U mnie norma, czyli jak czuje sie w miare dobrze to- 95/55. Wczoraj nie mogłam sie dobudzic, mama mierzy- 77/43... Pomaga mi tylko i wylacznie aktywnosc fizyczna lub mocna prawdziwa kawa.
Ostatnio w jakimś filmie o szpitalu usłyszałam: pielęgniarka do lekarza "ciśnienie 90/60 stan przed zapaścią". Moja reakcja 🤔 Ale ja mam takie po porannej kawie 👀
Mój rekord na kacu po imprezie to 74/42. Mroczki przed oczami i uczucie "odpływam".
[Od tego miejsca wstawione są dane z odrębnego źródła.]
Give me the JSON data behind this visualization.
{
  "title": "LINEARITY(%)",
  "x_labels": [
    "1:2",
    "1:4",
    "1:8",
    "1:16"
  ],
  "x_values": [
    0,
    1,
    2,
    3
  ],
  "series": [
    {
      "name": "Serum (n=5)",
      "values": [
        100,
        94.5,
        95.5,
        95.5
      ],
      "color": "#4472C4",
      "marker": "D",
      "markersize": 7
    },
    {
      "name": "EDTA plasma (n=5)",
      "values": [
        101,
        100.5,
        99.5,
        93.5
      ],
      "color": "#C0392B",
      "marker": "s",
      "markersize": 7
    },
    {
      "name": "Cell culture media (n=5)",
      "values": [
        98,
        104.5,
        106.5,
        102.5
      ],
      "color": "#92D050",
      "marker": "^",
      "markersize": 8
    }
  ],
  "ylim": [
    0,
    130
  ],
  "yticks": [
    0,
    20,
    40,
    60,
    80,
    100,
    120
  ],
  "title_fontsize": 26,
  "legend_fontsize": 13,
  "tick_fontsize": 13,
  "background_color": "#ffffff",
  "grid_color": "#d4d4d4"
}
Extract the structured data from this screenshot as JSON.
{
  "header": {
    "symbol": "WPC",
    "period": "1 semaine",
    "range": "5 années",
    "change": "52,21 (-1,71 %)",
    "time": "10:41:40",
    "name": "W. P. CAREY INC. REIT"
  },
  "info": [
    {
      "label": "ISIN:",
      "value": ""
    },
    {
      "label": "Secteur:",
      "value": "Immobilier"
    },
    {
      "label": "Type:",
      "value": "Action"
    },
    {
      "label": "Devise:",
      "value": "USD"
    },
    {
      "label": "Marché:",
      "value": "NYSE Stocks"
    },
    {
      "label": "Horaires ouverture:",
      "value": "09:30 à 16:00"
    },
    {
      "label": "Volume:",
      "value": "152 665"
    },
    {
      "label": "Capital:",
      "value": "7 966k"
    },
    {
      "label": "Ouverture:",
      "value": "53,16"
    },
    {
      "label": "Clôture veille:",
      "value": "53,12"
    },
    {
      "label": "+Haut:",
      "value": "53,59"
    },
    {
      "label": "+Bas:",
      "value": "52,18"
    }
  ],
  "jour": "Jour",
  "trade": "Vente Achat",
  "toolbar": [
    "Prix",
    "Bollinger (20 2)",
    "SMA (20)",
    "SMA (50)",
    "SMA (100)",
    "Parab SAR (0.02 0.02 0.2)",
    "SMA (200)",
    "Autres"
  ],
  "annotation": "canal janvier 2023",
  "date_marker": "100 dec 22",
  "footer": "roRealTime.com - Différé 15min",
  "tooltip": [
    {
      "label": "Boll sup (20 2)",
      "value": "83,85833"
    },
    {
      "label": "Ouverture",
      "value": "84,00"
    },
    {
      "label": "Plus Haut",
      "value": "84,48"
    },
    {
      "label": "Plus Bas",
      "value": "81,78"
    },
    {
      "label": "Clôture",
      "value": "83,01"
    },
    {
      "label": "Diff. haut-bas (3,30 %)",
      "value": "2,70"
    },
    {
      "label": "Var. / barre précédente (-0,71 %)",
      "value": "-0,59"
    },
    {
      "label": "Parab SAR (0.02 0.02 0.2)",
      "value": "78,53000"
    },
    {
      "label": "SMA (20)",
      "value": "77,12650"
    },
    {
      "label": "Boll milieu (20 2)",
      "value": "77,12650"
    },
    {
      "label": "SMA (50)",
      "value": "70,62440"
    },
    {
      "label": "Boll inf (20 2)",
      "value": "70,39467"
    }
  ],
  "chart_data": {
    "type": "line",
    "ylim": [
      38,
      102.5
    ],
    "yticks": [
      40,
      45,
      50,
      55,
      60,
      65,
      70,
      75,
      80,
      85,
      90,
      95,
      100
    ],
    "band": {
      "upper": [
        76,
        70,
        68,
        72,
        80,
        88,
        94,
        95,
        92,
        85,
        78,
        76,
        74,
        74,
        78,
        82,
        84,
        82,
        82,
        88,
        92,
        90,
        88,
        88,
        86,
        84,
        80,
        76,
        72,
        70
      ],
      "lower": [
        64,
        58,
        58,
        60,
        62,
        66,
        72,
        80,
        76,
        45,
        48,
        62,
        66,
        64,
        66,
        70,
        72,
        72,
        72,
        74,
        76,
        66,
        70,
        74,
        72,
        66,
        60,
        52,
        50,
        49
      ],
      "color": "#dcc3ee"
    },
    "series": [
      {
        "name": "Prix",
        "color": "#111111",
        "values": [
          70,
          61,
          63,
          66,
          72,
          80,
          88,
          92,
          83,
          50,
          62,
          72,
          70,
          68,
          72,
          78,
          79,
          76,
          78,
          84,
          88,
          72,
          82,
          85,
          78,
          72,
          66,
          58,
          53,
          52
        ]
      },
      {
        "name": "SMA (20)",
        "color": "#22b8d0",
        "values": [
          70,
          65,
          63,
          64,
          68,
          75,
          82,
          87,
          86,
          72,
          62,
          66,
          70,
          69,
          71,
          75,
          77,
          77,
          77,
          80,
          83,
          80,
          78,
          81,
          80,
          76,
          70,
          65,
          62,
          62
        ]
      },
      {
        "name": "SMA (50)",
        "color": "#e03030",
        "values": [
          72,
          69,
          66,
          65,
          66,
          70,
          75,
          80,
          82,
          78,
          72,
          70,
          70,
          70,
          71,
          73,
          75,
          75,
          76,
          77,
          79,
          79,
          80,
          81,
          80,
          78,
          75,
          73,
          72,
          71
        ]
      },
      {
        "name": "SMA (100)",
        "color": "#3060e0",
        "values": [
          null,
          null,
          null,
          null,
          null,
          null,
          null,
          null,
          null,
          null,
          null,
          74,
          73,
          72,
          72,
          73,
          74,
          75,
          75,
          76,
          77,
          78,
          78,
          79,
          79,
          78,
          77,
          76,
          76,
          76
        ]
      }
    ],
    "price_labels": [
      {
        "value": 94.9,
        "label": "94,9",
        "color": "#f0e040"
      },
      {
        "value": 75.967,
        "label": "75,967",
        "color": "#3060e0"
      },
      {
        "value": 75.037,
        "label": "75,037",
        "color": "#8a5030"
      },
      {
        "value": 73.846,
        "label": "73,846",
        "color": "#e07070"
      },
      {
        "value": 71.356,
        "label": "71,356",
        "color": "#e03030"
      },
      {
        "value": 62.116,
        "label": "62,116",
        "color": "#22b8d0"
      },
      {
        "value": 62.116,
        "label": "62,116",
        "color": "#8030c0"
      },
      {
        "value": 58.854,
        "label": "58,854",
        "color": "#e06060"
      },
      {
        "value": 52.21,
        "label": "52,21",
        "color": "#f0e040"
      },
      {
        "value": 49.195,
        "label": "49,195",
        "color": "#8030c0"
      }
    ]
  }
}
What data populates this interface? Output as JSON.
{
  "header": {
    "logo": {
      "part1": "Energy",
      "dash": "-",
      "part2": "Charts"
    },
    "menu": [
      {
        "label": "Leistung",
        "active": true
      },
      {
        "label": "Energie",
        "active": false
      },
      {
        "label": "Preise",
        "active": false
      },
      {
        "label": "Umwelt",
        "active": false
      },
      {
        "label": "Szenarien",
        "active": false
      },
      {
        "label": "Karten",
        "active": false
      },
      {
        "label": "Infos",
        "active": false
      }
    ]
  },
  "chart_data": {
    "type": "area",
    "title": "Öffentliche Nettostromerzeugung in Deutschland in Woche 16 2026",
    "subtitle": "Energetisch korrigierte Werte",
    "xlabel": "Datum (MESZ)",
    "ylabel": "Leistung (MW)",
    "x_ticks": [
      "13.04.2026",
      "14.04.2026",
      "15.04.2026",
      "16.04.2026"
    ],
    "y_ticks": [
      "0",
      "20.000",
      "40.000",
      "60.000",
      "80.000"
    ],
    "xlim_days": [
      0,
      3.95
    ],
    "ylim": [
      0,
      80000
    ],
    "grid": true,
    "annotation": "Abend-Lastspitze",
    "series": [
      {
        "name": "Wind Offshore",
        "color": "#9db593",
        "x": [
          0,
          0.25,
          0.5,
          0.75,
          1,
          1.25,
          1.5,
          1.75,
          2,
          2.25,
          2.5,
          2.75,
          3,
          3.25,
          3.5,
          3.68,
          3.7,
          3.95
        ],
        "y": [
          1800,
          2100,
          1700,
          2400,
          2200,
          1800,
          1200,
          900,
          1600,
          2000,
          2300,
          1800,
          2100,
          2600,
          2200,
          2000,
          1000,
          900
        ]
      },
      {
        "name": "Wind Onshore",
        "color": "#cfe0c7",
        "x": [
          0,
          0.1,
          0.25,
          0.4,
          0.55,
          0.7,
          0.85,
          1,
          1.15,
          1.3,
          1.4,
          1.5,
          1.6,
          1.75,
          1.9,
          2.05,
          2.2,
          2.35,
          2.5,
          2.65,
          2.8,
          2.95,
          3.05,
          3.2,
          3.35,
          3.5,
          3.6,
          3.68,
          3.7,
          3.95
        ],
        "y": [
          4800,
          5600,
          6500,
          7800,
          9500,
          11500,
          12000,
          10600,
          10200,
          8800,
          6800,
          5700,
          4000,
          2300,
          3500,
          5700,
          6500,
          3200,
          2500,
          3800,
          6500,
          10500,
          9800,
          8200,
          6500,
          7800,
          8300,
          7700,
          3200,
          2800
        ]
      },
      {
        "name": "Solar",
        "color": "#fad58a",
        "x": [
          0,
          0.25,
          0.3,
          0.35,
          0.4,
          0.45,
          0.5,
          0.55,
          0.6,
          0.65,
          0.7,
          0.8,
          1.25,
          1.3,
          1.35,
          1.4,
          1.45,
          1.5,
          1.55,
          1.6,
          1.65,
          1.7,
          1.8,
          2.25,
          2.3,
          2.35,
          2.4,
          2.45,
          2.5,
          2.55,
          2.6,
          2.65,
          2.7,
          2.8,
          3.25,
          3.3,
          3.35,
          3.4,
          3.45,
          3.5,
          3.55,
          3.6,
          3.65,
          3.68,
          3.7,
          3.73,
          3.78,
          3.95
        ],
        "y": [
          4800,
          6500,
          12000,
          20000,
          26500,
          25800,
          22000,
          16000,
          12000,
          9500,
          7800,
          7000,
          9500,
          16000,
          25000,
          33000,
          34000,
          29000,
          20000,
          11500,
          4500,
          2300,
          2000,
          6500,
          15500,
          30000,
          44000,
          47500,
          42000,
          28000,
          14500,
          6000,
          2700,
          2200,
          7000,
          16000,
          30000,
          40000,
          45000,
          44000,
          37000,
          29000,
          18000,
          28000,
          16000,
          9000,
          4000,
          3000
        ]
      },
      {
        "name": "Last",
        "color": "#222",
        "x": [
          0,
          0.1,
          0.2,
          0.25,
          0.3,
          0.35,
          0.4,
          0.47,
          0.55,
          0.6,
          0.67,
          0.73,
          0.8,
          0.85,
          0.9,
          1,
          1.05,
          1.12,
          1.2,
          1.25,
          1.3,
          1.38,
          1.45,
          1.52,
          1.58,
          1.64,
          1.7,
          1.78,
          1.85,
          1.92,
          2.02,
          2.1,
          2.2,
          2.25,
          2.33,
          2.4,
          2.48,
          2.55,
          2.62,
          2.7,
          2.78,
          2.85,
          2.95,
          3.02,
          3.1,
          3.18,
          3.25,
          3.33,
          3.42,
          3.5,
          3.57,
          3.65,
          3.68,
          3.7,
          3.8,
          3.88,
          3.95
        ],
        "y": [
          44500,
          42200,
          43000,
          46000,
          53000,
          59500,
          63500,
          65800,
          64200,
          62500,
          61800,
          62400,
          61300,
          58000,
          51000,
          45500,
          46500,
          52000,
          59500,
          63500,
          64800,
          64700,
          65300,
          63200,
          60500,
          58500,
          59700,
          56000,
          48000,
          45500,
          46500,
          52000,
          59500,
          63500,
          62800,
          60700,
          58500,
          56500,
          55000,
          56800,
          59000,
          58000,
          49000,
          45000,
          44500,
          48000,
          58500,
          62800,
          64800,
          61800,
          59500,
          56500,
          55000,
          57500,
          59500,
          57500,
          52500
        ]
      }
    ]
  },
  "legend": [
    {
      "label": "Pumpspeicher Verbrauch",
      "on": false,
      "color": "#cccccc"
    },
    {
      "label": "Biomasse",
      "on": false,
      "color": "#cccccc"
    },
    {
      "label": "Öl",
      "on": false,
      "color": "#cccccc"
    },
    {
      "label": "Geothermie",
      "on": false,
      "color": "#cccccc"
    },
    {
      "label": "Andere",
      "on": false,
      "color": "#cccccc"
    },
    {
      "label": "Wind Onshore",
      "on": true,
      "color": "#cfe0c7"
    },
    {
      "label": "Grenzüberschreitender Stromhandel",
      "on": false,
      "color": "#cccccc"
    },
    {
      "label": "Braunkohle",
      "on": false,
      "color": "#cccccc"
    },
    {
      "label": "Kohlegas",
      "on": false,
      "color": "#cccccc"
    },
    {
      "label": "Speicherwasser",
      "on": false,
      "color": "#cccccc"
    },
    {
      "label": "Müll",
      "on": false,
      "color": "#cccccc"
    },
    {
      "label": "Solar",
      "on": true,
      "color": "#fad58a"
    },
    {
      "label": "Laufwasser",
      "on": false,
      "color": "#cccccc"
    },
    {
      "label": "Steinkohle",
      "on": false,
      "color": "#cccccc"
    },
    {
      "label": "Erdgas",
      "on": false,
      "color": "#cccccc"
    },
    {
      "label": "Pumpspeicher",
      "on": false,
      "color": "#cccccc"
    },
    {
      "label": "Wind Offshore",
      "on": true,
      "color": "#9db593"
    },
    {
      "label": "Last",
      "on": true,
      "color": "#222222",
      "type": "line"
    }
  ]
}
Czym się ratuję: kawą - mocną, najlepiej podwójną z ekspresu, guaraną, żeńszeniem, koniak jest dobry, ale ja nie lubię, za to tequila i smakuje mi i służy, ale z wiadomych powodów to sposób nie na co dzień. adrenalina - jak mnie rano kto wk**wi na drodze, to potem w robocie mam taki power, że hej 🤣
JARA ale to nie jest choroba, są ludzie co tak mają. Ja byłam z tym u lekarza, to śmiejąc się powiedział, żebym kawę piła i na wódkę chodziła. O ❗
Poniżej 90/60 to stan wstrząsu 😎 Temat na patofizjologii przy krążeniu akurat o wstrząsie. Pani dr mówi, że wstrząs zaczyna się, gdy ciśnienie spada poniżej 90/60. A ja z koleżanką: Pani dr my mamy wstrząs całe życie, bo nasze ciśnienie nie przekracza 90/60. Oprócz odpowiedzi na kolokwiach. 😁
Niskociśnieniowcy, a badaliście sobie kiedyś tarczycę? Bo ja też zawsze myślałam, że "ot tak mam i już". A okazało się, że mam niedoczynność tarczycy i odkąd się leczę, nie muszę spać w lecie w skarpetkach, bo stopy już mi tak nie marzną. Nie jestem wiecznie śpiąca bez chęci do życia, bo ciśnienie mam nieco wyższe niż przed leczeniem. Kiedyś zanim dobrze wstałam z łóżka to już byłam śpiąca. Mój rekord 50/30 😂 Ale wtedy przy okazji trochę byłam odwodniona po zatruciu pokarmowym.
I moja niedoczynność przez pierwszą panią endokrynolog była leczona: kawą, mocną herbatą, duza dawką ruchu itp. Szybko ją zmieniłam...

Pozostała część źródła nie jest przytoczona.